Bernd Sobolla: Frau Horn, warum haben Sie sich gerade Benjamin Ferencz ausgesucht, um über Nürnberg zu erzählen?
Ullabritt Horn: Ich habe viele Filme gemacht, viele Portraits über Menschen, die mich interessieren. Meist handelte es sich um Menschen im künstlerischen oder politisch-historischen Bereich. Bei „A man can make a difference“ galt mein Interesse von Anfang an der Person Ben Ferencz. Es ging mir nicht darum, den 70. Jahrestag der Nürnberger Kriegsverbrecherprozesse zu thematisieren. Das Auslöser war etwas anderes: Ich hörte nämlich, dass Ben Ferencz einen fulminanten Auftritt bei der Einweihung des Saal-Memorials in Nürnberg hatte. Das ist der Gerichtssaal als Museum sozusagen. Da waren alle Außenminister der Alliierten versammelt. Er sollte eigentlich nur eine kurze Rede von fünf Minuten halten, so als Zeitzeuge. Und dann hat er über eine halbe Stunde gesprochen und wirklich Tacheles geredet und gefordert: „Ihr seid diejenigen, die die Macht haben. Nehmt endlich ernst, was hier in Nürnberg beschlossen wurde an Prinzipien! Er hat den Anwesenden, gelinde gesagt, ins Gewissen geredet. Die Mienen wurden dann auch etwas säuerlich. Denn keiner hatte mit dieser Vehemenz gerechnet. Ich selber war leider nicht dabei, aber ein Bekannter erzählte mir davon. Das fand ich unheimlich spannend und fragte mich: Was für ein Mensch ist Benjamin Ferencz?

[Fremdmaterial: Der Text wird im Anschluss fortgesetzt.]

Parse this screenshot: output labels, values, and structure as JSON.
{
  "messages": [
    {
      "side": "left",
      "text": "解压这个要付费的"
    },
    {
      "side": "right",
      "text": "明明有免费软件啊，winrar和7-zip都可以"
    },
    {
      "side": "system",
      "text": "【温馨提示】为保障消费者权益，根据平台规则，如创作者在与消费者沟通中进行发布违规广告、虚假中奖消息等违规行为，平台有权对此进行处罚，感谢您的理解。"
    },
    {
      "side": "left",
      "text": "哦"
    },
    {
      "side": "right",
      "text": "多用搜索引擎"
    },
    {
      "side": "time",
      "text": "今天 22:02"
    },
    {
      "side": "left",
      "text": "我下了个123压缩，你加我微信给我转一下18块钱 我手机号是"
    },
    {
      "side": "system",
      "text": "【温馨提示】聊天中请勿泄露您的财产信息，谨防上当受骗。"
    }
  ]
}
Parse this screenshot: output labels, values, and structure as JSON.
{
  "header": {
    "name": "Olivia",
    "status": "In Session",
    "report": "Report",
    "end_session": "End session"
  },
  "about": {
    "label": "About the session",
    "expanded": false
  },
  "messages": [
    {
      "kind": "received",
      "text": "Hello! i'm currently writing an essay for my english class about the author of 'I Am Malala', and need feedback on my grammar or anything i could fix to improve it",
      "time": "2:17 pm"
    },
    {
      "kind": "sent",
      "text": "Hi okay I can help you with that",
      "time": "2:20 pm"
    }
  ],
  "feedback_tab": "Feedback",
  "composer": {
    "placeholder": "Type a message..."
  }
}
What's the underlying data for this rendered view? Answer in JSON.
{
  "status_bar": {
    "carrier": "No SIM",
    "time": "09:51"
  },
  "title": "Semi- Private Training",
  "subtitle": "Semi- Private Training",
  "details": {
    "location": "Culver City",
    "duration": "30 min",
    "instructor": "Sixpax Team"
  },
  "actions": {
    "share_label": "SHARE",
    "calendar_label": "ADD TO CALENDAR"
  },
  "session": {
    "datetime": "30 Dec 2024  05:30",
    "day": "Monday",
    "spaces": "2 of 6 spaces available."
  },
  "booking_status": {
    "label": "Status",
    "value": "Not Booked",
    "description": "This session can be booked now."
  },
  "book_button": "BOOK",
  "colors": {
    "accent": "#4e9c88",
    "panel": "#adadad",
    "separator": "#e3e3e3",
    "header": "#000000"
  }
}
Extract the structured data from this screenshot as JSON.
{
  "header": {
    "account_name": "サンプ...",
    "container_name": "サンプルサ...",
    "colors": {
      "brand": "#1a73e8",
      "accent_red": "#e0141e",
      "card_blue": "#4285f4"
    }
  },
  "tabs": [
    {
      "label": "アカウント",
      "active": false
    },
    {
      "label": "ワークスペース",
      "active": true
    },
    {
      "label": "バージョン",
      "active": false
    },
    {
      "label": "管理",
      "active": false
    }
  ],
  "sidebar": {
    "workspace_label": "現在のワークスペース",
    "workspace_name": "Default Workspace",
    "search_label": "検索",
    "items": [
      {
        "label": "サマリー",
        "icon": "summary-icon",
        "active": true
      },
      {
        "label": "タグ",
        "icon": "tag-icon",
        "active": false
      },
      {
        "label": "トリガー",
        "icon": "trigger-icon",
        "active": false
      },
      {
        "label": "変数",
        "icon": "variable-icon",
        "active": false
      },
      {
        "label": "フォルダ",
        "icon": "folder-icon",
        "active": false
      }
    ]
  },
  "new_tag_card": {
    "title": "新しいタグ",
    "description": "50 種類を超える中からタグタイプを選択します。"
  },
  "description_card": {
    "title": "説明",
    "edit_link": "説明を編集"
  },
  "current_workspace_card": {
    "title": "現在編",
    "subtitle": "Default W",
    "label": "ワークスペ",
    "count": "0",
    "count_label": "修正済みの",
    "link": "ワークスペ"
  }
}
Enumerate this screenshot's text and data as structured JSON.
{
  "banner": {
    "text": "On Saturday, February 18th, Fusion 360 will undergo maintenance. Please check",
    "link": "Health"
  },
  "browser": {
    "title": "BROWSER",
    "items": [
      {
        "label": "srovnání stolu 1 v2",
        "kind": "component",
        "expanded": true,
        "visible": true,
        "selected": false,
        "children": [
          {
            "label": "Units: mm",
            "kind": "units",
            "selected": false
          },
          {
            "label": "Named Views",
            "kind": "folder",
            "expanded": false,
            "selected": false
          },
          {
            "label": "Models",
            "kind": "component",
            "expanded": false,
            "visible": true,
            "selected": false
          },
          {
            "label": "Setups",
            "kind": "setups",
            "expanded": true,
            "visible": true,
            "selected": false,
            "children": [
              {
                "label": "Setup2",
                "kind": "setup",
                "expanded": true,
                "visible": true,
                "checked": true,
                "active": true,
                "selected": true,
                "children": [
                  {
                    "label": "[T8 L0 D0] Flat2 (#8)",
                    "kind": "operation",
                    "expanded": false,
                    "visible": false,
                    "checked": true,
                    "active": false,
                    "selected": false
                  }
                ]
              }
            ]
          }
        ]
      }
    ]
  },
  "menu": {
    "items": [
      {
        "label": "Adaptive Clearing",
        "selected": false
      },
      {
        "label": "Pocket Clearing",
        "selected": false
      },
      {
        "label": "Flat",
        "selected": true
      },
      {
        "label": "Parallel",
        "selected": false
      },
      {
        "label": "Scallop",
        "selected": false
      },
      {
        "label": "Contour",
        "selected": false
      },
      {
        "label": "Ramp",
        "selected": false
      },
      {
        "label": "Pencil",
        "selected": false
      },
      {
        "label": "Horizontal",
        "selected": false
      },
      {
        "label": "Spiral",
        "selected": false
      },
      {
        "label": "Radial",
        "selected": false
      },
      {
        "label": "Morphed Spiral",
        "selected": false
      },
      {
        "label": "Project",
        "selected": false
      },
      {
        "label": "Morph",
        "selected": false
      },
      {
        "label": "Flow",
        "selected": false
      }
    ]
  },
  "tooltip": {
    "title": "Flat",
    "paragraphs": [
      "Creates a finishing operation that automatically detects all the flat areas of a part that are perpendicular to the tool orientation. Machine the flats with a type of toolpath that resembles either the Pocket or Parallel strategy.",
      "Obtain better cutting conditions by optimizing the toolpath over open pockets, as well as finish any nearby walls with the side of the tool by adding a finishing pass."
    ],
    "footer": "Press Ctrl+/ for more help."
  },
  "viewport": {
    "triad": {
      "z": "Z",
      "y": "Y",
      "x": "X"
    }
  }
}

Im Film stellt er sich selbst süffisant als „berühmter amerikanischer Komiker“ vor. Sehen Sie ihn als Mensch mit Galgenhumor?
Ich glaube tatsächlich, dass er ein Mensch mit viel Humor ist. Also er hat manchmal Witze gemacht, wo mir der Atem stockte. Und ganz sicher hängt das mit seinen Traumatisierungen zusammen, die verarbeitet werden müssen irgendwie – oder auch verdrängt werden müssen. Und diese Schwärze des Humors hat sicher auch mit seinen Erlebnissen zu tun.
Benjamin Ferencz wird als Chefankläger bezeichnet. Aber er war wohl kaum der einzige?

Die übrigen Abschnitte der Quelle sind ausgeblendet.